Sonodynamic therapy (SDT) holds great promise to be applied
for
cancer therapy in clinical settings. However, its poor therapeutic
efficacy has limited its applications owing to the apoptosis-resistant
mechanism of cancer cells. Moreover, the hypoxic and immunosuppressive
tumor microenvironment (TME) also weakens the efficacy of immunotherapy
in solid tumors. Therefore, reversing TME remains a formidable challenge.
To circumvent these critical issues, we developed an ultrasound-augmented
strategy to regulate the TME by utilizing an HMME-based liposomal
nanosystem (HB liposomes), which can synergistically promote the induction
of ferroptosis/apoptosis/immunogenic cell death (ICD) and initiate
the reprograming of TME. The RNA sequencing analysis demonstrated
that apoptosis, hypoxia factors, and redox-related pathways were modulated
during the treatment with HB liposomes under ultrasound irradiation.
The in vivo photoacoustic imaging experiment showed that HB liposomes
enhanced oxygen production in the TME, alleviated TME hypoxia, and
helped to overcome the hypoxia of the solid tumors, consequently improving
the SDT efficiency. More importantly, HB liposomes extensively induced
ICD, resulting in enhanced T-cell recruitment and infiltration, which
normalizes the immunosuppressive TME and facilitates antitumor immune
responses. Meanwhile, the HB liposomal SDT system combined with PD1
immune checkpoint inhibitor achieves superior synergistic cancer inhibition.

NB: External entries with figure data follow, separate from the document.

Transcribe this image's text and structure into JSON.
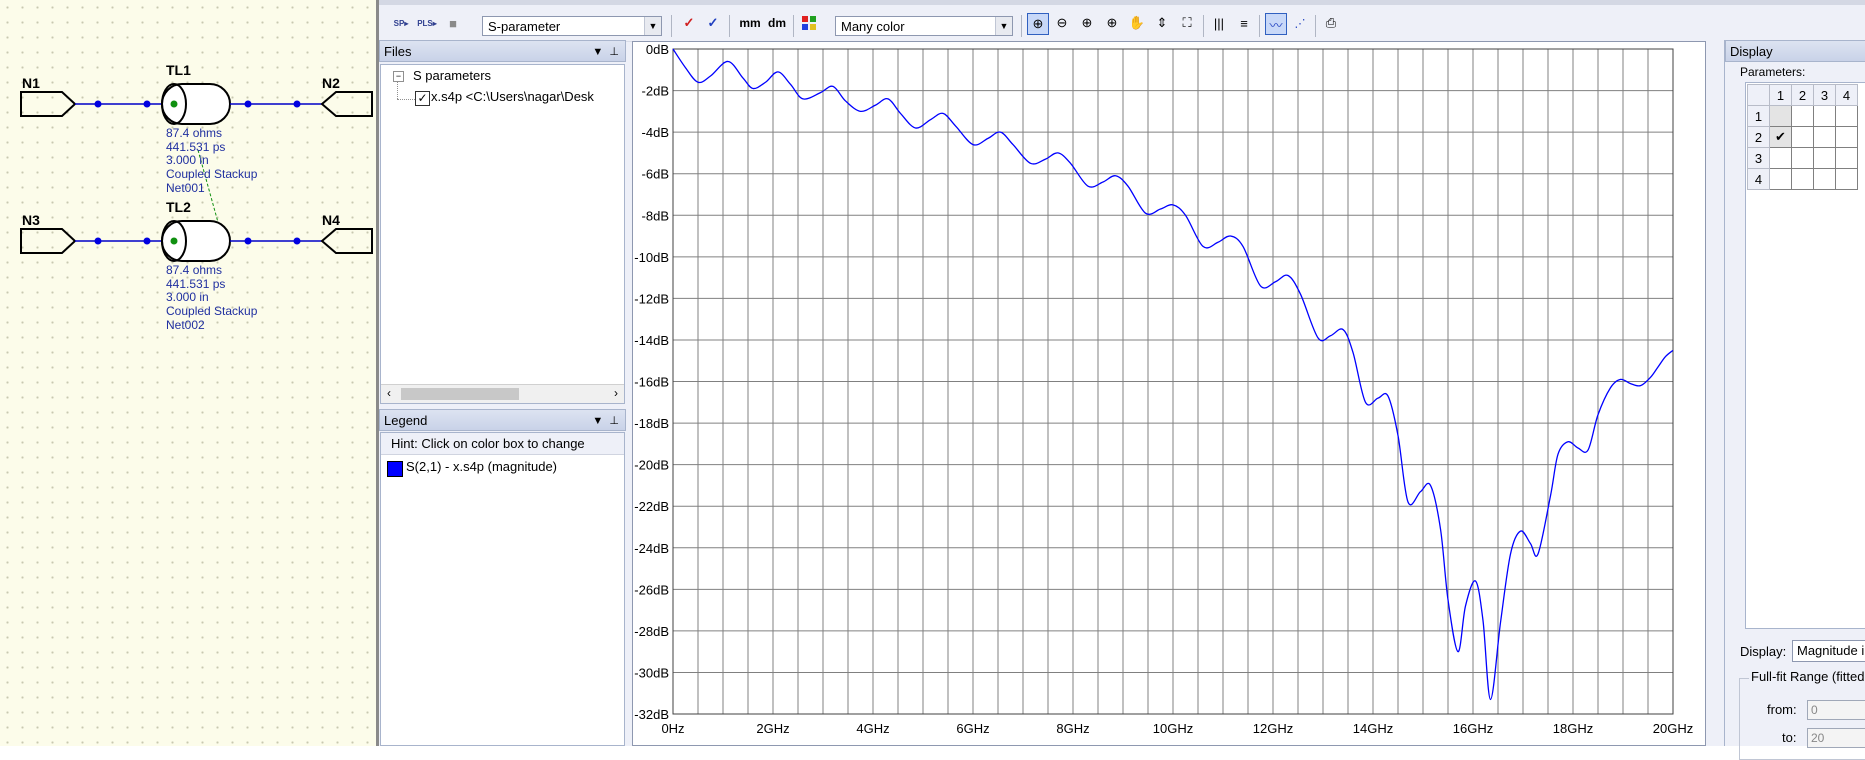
{
  "schematic": {
    "ports": [
      "N1",
      "N2",
      "N3",
      "N4"
    ],
    "lines": [
      {
        "name": "TL1",
        "impedance": "87.4 ohms",
        "delay": "441.531 ps",
        "length": "3.000 in",
        "stackup": "Coupled Stackup",
        "net": "Net001"
      },
      {
        "name": "TL2",
        "impedance": "87.4 ohms",
        "delay": "441.531 ps",
        "length": "3.000 in",
        "stackup": "Coupled Stackup",
        "net": "Net002"
      }
    ]
  },
  "toolbar": {
    "plot_type": "S-parameter",
    "units_mm": "mm",
    "units_dm": "dm",
    "color_mode": "Many color",
    "icons": [
      "open-sp-icon",
      "open-pls-icon",
      "save-icon",
      "check-red-icon",
      "check-blue-icon",
      "zoom-in-icon",
      "zoom-out-icon",
      "zoom-x-icon",
      "zoom-y-icon",
      "pan-icon",
      "fit-y-icon",
      "fit-all-icon",
      "vgrid-icon",
      "hgrid-icon",
      "line-plot-icon",
      "dot-plot-icon",
      "print-icon"
    ]
  },
  "files_panel": {
    "title": "Files",
    "tree_root": "S parameters",
    "tree_item": "x.s4p <C:\\Users\\nagar\\Desk"
  },
  "legend_panel": {
    "title": "Legend",
    "hint": "Hint:  Click on color box to change",
    "entries": [
      {
        "label": "S(2,1) - x.s4p (magnitude)",
        "color": "#0000ff"
      }
    ]
  },
  "display_panel": {
    "title": "Display",
    "parameters_label": "Parameters:",
    "cols": [
      "1",
      "2",
      "3",
      "4"
    ],
    "rows": [
      "1",
      "2",
      "3",
      "4"
    ],
    "checked": {
      "row": 2,
      "col": 1
    },
    "display_label": "Display:",
    "display_value": "Magnitude i",
    "fullfit_label": "Full-fit Range (fitted",
    "from_label": "from:",
    "from_value": "0",
    "to_label": "to:",
    "to_value": "20"
  },
  "chart_data": {
    "type": "line",
    "title": "",
    "xlabel": "",
    "ylabel": "",
    "xlim": [
      0,
      20
    ],
    "ylim": [
      -32,
      0
    ],
    "grid": true,
    "x_ticks": [
      "0Hz",
      "2GHz",
      "4GHz",
      "6GHz",
      "8GHz",
      "10GHz",
      "12GHz",
      "14GHz",
      "16GHz",
      "18GHz",
      "20GHz"
    ],
    "y_ticks": [
      "0dB",
      "-2dB",
      "-4dB",
      "-6dB",
      "-8dB",
      "-10dB",
      "-12dB",
      "-14dB",
      "-16dB",
      "-18dB",
      "-20dB",
      "-22dB",
      "-24dB",
      "-26dB",
      "-28dB",
      "-30dB",
      "-32dB"
    ],
    "series": [
      {
        "name": "S(2,1) - x.s4p (magnitude)",
        "color": "#0000ff",
        "x": [
          0,
          0.25,
          0.5,
          0.75,
          1.1,
          1.4,
          1.6,
          1.85,
          2.1,
          2.35,
          2.6,
          2.95,
          3.2,
          3.45,
          3.75,
          4.05,
          4.3,
          4.55,
          4.85,
          5.15,
          5.4,
          5.65,
          6.0,
          6.3,
          6.55,
          6.8,
          7.15,
          7.45,
          7.7,
          7.95,
          8.3,
          8.6,
          8.85,
          9.1,
          9.45,
          9.75,
          10.0,
          10.25,
          10.6,
          10.9,
          11.15,
          11.4,
          11.75,
          12.05,
          12.3,
          12.55,
          12.9,
          13.15,
          13.4,
          13.6,
          13.85,
          14.1,
          14.3,
          14.5,
          14.7,
          14.95,
          15.15,
          15.35,
          15.5,
          15.7,
          15.85,
          16.05,
          16.2,
          16.35,
          16.55,
          16.75,
          16.95,
          17.15,
          17.3,
          17.55,
          17.7,
          17.9,
          18.1,
          18.3,
          18.5,
          18.75,
          18.95,
          19.15,
          19.35,
          19.55,
          19.7,
          19.85,
          20.0
        ],
        "y": [
          0.0,
          -0.9,
          -1.6,
          -1.3,
          -0.6,
          -1.4,
          -1.9,
          -1.6,
          -1.1,
          -1.7,
          -2.4,
          -2.1,
          -1.8,
          -2.5,
          -3.0,
          -2.7,
          -2.4,
          -3.1,
          -3.8,
          -3.4,
          -3.1,
          -3.7,
          -4.6,
          -4.3,
          -4.0,
          -4.6,
          -5.5,
          -5.3,
          -5.0,
          -5.5,
          -6.6,
          -6.4,
          -6.1,
          -6.6,
          -7.9,
          -7.7,
          -7.5,
          -8.0,
          -9.5,
          -9.3,
          -9.0,
          -9.5,
          -11.4,
          -11.2,
          -10.9,
          -11.8,
          -13.9,
          -13.8,
          -13.5,
          -14.6,
          -17.0,
          -16.8,
          -16.7,
          -18.6,
          -21.8,
          -21.3,
          -21.0,
          -23.1,
          -26.5,
          -29.0,
          -26.8,
          -25.6,
          -27.5,
          -31.3,
          -27.6,
          -24.3,
          -23.2,
          -23.8,
          -24.3,
          -21.5,
          -19.5,
          -18.9,
          -19.2,
          -19.3,
          -17.6,
          -16.3,
          -15.9,
          -16.1,
          -16.2,
          -15.8,
          -15.3,
          -14.8,
          -14.5
        ]
      }
    ]
  }
}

Both in vitro and in vivo results indicate that the HB liposomes act
as a sonodynamic immune adjuvant that is able to induce ferroptosis/apoptosis/ICD
via generated lipid-reactive oxide species during the SDT and reprogram
TME due to ICD induction. This sonodynamic nanosystem integrating
oxygen supply, reactive oxygen species generation, and induction of
ferroptosis/apoptosis/ICD is an excellent strategy for effective TME
modulation and efficient tumor therapy.